A central London, Marks & Spencer store offers the opportunity to purchase scrap celebrities while raising funds for Oxfam. It is another step towards ethical fashion

If you think clothing exchange as more likely to take place in the hall of the main street, Marks & Spencer news for you - that has been the trend in his shop in London Marble Arch pop this place Thursday and Friday. Or a version thereof, at least. Shwop the store, as it is called, is a collaboration with Oxfam and donated clothing from celebrity Alexa Chung for Tinie Tempah. In a kind of buffer Oxfam transported on the ground floor, the limited and varies autograph, you can have dinner jacket Gary Barlow for ? 120, for example, or costumed Pixie Geldof for ? 60.

Although not strictly exchange, you must bring an old article that even celebrities can buy these scrap.
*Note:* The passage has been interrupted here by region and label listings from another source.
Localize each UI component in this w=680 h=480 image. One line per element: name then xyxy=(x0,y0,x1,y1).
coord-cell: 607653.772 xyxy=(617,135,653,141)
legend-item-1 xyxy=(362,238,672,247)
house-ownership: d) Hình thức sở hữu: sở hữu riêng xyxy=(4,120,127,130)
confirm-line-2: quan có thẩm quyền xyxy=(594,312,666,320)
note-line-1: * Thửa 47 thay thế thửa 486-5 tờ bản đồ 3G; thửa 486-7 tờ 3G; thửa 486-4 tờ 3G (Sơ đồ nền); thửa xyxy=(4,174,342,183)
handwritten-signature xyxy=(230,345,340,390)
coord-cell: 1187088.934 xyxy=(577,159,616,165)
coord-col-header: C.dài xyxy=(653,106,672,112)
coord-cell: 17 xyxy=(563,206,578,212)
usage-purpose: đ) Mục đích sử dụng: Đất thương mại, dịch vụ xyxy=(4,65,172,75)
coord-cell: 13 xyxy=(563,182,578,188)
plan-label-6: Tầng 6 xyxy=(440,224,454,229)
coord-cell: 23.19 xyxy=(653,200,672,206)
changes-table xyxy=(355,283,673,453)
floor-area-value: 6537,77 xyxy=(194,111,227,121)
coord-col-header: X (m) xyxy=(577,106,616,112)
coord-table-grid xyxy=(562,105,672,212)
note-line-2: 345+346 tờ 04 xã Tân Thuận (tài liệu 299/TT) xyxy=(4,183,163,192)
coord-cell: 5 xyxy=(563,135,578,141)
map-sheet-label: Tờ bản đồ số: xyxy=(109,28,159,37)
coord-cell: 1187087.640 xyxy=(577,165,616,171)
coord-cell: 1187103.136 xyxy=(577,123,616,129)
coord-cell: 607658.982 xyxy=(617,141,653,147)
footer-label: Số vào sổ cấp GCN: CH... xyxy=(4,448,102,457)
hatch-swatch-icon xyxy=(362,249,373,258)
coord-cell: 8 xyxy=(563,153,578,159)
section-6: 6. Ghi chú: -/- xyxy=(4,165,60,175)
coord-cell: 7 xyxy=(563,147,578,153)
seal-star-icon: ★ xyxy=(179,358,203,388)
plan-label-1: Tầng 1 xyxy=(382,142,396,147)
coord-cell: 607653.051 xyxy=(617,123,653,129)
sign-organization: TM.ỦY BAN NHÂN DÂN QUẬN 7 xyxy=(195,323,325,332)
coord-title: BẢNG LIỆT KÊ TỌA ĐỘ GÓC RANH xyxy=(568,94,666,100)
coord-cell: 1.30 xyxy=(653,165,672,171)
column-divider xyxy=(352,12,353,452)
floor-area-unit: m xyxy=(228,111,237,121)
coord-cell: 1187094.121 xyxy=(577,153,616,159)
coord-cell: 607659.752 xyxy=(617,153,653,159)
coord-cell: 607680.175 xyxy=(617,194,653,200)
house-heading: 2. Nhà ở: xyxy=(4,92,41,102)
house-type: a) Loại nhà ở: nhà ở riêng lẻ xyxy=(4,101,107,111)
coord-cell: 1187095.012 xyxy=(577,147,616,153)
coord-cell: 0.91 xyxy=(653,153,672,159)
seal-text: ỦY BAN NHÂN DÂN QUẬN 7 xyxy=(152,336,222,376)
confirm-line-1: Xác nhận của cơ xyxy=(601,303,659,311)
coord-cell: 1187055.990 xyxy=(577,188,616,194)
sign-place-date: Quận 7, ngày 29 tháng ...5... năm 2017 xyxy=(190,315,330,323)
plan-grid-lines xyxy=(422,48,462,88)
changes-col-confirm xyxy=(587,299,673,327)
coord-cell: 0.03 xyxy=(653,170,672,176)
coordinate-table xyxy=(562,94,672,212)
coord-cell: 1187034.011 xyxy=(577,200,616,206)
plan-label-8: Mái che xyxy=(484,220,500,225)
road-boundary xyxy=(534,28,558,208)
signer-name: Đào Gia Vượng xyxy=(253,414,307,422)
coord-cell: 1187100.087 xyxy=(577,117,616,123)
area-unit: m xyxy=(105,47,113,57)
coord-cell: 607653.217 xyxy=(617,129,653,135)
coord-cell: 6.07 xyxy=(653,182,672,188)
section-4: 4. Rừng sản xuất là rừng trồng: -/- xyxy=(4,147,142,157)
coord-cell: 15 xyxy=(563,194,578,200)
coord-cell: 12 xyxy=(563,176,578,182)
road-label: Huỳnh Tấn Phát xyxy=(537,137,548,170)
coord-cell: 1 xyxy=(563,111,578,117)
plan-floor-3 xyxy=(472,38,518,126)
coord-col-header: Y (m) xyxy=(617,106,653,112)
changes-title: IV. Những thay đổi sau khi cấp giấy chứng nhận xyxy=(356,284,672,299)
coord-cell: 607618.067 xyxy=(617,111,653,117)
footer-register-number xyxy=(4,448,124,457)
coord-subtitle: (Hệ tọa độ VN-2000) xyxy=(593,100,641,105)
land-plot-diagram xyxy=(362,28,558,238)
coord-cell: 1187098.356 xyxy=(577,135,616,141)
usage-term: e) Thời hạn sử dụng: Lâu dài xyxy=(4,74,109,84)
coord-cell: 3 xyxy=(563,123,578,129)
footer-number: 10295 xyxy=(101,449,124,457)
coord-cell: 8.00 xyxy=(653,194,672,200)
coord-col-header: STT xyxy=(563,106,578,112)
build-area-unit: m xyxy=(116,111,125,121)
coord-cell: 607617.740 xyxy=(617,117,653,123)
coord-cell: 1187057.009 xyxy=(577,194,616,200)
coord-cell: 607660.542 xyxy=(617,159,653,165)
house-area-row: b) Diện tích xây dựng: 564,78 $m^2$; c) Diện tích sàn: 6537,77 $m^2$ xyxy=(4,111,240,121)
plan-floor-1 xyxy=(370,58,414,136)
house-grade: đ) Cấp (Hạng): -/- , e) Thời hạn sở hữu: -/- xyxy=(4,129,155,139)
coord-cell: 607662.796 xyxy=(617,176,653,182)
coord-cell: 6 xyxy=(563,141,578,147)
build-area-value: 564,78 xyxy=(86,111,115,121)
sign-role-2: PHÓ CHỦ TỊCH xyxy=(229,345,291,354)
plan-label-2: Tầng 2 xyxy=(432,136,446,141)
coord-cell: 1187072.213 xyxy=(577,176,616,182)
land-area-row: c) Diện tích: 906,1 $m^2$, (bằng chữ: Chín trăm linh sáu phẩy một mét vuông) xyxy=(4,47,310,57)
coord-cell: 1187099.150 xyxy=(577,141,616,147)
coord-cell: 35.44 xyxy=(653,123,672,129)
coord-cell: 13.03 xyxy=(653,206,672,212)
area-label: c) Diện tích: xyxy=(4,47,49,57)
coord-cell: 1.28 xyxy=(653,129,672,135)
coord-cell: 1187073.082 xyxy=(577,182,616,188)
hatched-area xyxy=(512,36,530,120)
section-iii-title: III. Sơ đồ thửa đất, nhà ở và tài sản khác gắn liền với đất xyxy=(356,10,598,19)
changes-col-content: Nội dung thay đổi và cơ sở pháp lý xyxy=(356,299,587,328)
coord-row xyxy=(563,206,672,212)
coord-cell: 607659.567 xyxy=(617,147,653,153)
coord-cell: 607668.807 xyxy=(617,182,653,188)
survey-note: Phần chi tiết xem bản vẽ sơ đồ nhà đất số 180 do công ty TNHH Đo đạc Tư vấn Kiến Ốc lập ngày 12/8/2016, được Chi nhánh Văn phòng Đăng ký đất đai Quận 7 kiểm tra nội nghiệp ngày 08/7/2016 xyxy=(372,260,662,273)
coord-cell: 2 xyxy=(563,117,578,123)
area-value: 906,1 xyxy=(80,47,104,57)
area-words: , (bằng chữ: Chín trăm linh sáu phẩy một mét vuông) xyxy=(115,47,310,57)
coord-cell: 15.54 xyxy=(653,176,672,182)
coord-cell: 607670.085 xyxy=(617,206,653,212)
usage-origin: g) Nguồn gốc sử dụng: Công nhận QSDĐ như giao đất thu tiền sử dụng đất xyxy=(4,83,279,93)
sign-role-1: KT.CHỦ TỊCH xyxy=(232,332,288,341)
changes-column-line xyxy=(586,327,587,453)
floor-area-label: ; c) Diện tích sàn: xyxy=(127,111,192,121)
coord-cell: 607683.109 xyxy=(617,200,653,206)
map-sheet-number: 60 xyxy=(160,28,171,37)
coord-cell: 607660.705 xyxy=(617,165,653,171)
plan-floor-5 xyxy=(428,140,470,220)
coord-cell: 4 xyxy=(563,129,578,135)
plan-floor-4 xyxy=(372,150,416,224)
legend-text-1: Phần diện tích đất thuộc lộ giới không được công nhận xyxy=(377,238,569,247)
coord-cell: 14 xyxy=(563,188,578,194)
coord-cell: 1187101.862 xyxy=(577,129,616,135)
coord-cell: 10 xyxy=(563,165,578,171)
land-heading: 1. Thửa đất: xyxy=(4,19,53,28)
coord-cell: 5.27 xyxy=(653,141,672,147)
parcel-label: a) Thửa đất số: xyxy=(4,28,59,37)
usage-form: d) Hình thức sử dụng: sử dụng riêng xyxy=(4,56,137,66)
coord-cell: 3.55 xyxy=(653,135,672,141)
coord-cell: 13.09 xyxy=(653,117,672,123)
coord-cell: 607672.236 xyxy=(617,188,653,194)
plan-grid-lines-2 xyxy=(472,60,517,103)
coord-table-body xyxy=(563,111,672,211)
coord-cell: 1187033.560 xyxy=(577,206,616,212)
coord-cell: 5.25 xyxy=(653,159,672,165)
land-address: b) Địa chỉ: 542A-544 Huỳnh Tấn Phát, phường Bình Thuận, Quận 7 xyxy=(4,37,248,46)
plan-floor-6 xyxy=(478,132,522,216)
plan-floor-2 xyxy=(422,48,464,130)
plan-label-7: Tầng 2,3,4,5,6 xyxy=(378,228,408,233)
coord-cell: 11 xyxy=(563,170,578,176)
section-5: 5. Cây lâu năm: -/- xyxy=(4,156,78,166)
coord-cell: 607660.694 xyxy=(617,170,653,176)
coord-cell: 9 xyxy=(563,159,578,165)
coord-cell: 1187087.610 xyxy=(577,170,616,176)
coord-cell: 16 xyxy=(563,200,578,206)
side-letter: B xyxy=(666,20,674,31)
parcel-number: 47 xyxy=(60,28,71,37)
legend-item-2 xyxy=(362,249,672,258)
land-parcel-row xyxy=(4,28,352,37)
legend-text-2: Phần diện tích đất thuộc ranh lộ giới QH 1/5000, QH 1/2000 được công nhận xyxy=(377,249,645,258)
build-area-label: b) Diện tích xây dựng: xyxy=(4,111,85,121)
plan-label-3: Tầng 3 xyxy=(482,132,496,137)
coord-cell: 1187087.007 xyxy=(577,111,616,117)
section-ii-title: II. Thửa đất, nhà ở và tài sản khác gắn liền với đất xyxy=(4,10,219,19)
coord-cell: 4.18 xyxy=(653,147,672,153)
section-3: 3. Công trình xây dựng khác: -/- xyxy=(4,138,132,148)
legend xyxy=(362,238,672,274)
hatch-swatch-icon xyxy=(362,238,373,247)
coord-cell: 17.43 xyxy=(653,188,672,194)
All supervised by Joanna Lumley, which will be effective boxes, it is a sign that the trend of word-of-mouth has hit the mainstream. "We have all these pieces that have nothing else," he said in his soft voice. "This is a way to give them a new life."

for M & S in the news for reasons not very favorable recently, is part of a more positive story - the store was progressive in regard to ethical and environmental issues. Plan, an initiative was launched in 2007 to improve the sustainability and this is the last. "He's trying to make it exciting, but it is something we do every day," said Steve Sharp, executive director of marketing.

done. Here's a way to get something without spending the feelgood factor thrown in. "I think that people receive care quickly and constantly question the act of buying new things at stores like Primark," said Susie Lau Stylebubble fashion blogger behind, and contributes to a store Shwop vintage green dress. "It's definitely an affordable alternative and pumping new life into your wardrobe."

positive impact on the environment is also part of the successful exchange. With nearly 350,000 tonnes of clothing sent to landfill each year, somehow reuse increasingly feel that the good thing, especially for a new generation has grown up in the shadow of climate change. "Our dream is to give the thrill of retail therapy without impact on the environment," says Lucy Shea founder of rustling - now the UK's largest clothing exchange event. "We want to make the behavior fun green. "Shwopping certainly has the fun factor - and the celebrity factor. Lumley, stressed the" dressing-up box "way of shopping." Throw the clothes together unexpectedly, "she said.